Arctic warming interrupts the Transpolar Drift and affects long-range transport of sea ice and ice-rafted matter.

Author information

1
Alfred Wegener Institute, Helmholtz Centre for Polar and Marine Research, Am Handelshafen 12, 27570, Bremerhaven, Germany. Thomas.krumpen@awi.de.
2
Alfred Wegener Institute, Helmholtz Centre for Polar and Marine Research, Am Handelshafen 12, 27570, Bremerhaven, Germany.
3
Ludwig Maximilians University, Department of Geography, Luisenstraße 37, 80333, Munich, Germany.

Abstract

Sea ice is an important transport vehicle for gaseous, dissolved and particulate matter in the Arctic Ocean. Due to the recently observed acceleration in sea ice drift, it has been assumed that more matter is advected by the Transpolar Drift from shallow shelf waters to the central Arctic Ocean and beyond. However, this study provides first evidence that intensified melt in the marginal zones of the Arctic Ocean interrupts the transarctic conveyor belt and has led to a reduction of the survival rates of sea ice exported from the shallow Siberian shelves (-15% per decade).
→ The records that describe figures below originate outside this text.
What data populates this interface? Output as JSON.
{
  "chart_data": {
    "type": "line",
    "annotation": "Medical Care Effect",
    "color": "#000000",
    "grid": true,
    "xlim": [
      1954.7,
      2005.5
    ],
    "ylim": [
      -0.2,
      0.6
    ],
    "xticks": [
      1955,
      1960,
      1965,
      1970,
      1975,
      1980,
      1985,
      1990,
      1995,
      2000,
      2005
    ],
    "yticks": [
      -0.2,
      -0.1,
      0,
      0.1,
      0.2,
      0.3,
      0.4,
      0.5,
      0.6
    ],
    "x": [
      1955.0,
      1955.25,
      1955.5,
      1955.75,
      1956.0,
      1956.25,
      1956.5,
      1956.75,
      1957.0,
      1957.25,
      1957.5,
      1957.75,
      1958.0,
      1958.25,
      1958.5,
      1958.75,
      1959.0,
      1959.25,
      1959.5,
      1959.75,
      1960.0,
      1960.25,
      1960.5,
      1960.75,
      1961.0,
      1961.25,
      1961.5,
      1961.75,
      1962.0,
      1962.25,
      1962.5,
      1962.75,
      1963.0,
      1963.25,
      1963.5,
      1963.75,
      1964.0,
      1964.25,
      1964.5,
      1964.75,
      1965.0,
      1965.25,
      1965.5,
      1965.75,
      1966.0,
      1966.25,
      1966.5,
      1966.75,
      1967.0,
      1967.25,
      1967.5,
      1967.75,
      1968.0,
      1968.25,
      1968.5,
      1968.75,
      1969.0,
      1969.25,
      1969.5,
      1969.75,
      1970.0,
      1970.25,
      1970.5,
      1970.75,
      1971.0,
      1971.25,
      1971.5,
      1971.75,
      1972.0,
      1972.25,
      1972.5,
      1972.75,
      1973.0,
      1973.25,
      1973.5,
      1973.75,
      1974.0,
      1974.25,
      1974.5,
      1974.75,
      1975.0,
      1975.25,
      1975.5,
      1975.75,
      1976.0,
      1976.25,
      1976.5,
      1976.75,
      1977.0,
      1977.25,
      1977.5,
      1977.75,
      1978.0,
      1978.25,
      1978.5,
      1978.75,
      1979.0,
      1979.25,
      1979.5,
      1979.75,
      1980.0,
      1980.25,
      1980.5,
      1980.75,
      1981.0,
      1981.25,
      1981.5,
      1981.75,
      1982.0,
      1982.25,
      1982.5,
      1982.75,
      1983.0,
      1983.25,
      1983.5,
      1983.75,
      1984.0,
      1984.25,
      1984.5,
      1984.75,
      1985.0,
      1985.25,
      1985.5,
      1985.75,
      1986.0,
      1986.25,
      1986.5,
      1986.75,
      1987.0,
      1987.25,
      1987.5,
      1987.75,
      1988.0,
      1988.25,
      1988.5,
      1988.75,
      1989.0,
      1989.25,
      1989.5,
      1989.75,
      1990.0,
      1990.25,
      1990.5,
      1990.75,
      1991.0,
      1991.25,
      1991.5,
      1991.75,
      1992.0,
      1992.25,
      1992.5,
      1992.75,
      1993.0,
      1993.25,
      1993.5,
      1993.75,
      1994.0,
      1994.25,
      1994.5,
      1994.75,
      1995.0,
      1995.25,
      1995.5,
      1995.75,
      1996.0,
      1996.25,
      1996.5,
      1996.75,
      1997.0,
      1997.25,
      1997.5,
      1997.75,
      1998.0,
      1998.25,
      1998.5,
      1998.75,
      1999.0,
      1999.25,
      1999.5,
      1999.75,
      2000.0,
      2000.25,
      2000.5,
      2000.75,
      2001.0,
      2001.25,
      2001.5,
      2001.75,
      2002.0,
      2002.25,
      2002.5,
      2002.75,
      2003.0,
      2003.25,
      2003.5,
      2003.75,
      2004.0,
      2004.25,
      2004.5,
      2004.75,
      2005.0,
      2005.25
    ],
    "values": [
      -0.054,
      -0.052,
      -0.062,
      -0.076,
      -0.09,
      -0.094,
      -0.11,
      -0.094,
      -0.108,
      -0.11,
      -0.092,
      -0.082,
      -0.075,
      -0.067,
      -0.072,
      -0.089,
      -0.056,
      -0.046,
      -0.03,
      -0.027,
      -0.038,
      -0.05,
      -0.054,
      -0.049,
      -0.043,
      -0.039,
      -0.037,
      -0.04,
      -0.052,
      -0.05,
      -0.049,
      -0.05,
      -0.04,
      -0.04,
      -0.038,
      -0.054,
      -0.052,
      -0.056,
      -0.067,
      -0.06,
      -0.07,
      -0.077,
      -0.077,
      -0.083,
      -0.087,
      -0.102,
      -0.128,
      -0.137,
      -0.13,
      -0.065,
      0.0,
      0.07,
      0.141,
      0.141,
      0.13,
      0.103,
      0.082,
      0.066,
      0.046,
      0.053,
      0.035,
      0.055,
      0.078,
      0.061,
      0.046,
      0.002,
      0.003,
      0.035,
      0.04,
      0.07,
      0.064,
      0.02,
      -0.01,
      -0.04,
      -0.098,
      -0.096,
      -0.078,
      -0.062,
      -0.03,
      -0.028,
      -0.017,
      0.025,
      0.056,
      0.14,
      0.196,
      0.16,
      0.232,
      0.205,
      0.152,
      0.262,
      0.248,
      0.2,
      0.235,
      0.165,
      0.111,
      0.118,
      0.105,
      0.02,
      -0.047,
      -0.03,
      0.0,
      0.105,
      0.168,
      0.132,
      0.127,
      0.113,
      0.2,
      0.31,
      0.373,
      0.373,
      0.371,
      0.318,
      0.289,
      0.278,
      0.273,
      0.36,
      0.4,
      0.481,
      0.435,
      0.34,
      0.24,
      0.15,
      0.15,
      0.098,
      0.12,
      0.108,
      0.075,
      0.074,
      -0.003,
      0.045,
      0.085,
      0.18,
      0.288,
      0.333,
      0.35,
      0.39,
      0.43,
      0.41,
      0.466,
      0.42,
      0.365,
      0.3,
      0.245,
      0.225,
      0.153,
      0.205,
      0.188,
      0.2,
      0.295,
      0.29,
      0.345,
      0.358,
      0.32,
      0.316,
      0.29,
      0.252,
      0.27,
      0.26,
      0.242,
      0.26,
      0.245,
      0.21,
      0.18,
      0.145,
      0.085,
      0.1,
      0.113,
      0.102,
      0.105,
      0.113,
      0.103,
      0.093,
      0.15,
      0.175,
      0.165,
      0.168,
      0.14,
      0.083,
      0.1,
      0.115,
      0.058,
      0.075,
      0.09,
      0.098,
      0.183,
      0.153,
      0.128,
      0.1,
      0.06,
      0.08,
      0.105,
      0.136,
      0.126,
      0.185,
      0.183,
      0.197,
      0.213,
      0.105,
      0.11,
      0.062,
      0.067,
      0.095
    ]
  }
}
As a consequence, less and less ice formed in shallow water areas (<30 m) has reached Fram Strait (-17% per decade), and more ice and ice-rafted material is released in the northern Laptev Sea and central Arctic Ocean. Decreasing survival rates of first-year ice are visible all along the Russian shelves, but significant only in the Kara Sea, East Siberian Sea and western Laptev Sea. Identified changes affect biogeochemical fluxes and ecological processes in the central Arctic: A reduced long-range transport of sea ice alters transport and redistribution of climate relevant gases, and increases accumulation of sediments and contaminates in the central Arctic Ocean, with consequences for primary production, and the biodiversity of the Arctic Ocean.